だが今の彼女からは、そうした容赦がまったく感じられない。
――あたしたちだけ専用の……チームの証。
「あー、やばいな。私これから、死ぬかな……」
それはまるで、”蜻蛉の夢”を見ているかのようだった。
とはいえ、勇気はもらえている。
これまでの出来事全てが、背中を押してくれている気がした。
「………………………」
ウェパルは無言のまま、手持ちの剣に力を入れる。
その時だった。
ごと、と、音を立てて、二人の間に一人、人影が現れる。
カーク・ヴィクトリアであった。
今の彼は、もはや生きているのが不思議、といった有様で、口元にはひどい吐血のあとがある。
彼はぼろぼろの身体で短刀をウェパルに投げ、もう一つの短刀を京太郎にも投げた。
「おっと、――」
だがその勢いは実に弱々しく、京太郎もウェパルも、なんなく避ける。
「なにがしたいんだ、君……?」
その答えを聞くことはなく、奇妙な男は不敵に笑みを浮かべて、……そのままバタリと息絶えた。
彼の身体が光に包まれ、魂魄となっていく。
そして、魂が虹色の残光を残して飛び去る、――その瞬間が合図となった。
ウェパルが地を蹴り、京太郎はそれを迎えうつ。
一騎打ちの絵面だが、こちらに武器はない。策のようなものもない。
――まず、一撃をまともに受ける。で、彼女に”バクの腕輪”を使う。
それ以外にない、と思った。
その結果何が起こるかについていろいろ考えたが、いま、彼女を救うには他の手はなさそうだ。
だから仕方ない、と思っていた。
この時京太郎は、ごく自然に、特別に強い意志などもなく、当たり前のように死を受け入れている。

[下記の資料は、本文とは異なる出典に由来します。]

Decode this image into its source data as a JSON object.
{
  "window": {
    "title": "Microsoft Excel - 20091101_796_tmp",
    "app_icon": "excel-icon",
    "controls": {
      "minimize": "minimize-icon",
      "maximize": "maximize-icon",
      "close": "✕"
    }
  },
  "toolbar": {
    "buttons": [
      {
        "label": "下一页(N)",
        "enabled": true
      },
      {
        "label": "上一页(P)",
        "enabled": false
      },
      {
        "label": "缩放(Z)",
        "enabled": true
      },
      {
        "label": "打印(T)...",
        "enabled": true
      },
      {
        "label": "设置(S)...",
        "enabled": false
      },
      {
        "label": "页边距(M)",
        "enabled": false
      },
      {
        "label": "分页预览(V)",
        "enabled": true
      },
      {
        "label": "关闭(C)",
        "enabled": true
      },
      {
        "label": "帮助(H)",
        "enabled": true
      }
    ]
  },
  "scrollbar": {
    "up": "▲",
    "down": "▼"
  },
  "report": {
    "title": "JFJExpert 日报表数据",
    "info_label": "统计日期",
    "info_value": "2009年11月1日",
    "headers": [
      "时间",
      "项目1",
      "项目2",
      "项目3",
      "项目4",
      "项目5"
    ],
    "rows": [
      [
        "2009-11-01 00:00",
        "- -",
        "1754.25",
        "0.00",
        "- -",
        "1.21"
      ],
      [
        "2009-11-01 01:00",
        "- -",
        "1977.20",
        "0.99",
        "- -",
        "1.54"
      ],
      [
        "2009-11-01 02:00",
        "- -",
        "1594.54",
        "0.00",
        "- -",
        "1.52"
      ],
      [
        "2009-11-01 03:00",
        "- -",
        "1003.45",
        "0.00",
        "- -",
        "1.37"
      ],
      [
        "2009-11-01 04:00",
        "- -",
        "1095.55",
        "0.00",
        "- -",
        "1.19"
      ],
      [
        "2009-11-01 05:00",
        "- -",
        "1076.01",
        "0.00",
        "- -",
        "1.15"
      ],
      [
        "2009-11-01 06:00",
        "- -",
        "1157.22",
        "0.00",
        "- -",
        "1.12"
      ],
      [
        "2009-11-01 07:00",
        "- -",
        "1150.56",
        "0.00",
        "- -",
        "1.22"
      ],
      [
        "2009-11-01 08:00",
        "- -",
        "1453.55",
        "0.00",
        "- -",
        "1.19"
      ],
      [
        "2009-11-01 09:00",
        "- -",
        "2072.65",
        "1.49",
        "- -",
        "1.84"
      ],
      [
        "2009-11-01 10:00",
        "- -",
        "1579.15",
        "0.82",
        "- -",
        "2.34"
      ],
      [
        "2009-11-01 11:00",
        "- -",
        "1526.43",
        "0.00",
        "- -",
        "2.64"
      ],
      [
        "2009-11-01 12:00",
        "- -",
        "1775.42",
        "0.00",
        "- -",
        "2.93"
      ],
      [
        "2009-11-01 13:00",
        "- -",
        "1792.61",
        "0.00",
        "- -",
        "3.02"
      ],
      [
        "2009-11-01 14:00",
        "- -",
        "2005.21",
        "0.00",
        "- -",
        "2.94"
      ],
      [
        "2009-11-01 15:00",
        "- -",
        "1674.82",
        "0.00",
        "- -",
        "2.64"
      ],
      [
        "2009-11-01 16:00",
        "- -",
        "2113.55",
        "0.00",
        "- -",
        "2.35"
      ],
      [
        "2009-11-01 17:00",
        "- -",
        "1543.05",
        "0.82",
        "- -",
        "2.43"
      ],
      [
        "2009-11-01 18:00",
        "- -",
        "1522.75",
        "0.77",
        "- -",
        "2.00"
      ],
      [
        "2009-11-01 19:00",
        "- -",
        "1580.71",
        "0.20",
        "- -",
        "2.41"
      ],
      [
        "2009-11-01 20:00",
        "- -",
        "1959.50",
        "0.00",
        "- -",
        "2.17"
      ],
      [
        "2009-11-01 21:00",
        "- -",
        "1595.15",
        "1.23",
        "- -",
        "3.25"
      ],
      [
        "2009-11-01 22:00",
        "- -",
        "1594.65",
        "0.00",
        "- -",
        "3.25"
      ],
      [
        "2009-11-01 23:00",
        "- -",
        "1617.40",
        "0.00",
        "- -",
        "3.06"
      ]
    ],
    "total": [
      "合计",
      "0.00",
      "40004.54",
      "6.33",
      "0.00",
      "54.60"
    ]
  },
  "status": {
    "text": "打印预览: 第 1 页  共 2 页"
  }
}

そして、ほとんど事前に予測した通り、《量産型エクスカリバー》の一撃が、彼の胸を貫いた。
「グ、ヌ………………っ」
史上最悪の異物感が、喉を通ってせり上がってくる。
口から、どろりとしたものがこぼれ落ちる。
――都合の良い想像は当たらないのに、都合が悪い想像に限って当たるものだな。
とはいえ、痛みはそれほどではない。
ウェパルはというと、なんだか泣きそうな顔をしていて、自分のしたことを自分でも信じられないでいるかのようだ。
――泣かないでくれ。
京太郎は、そんな彼女に、”バクの腕輪”を当てる。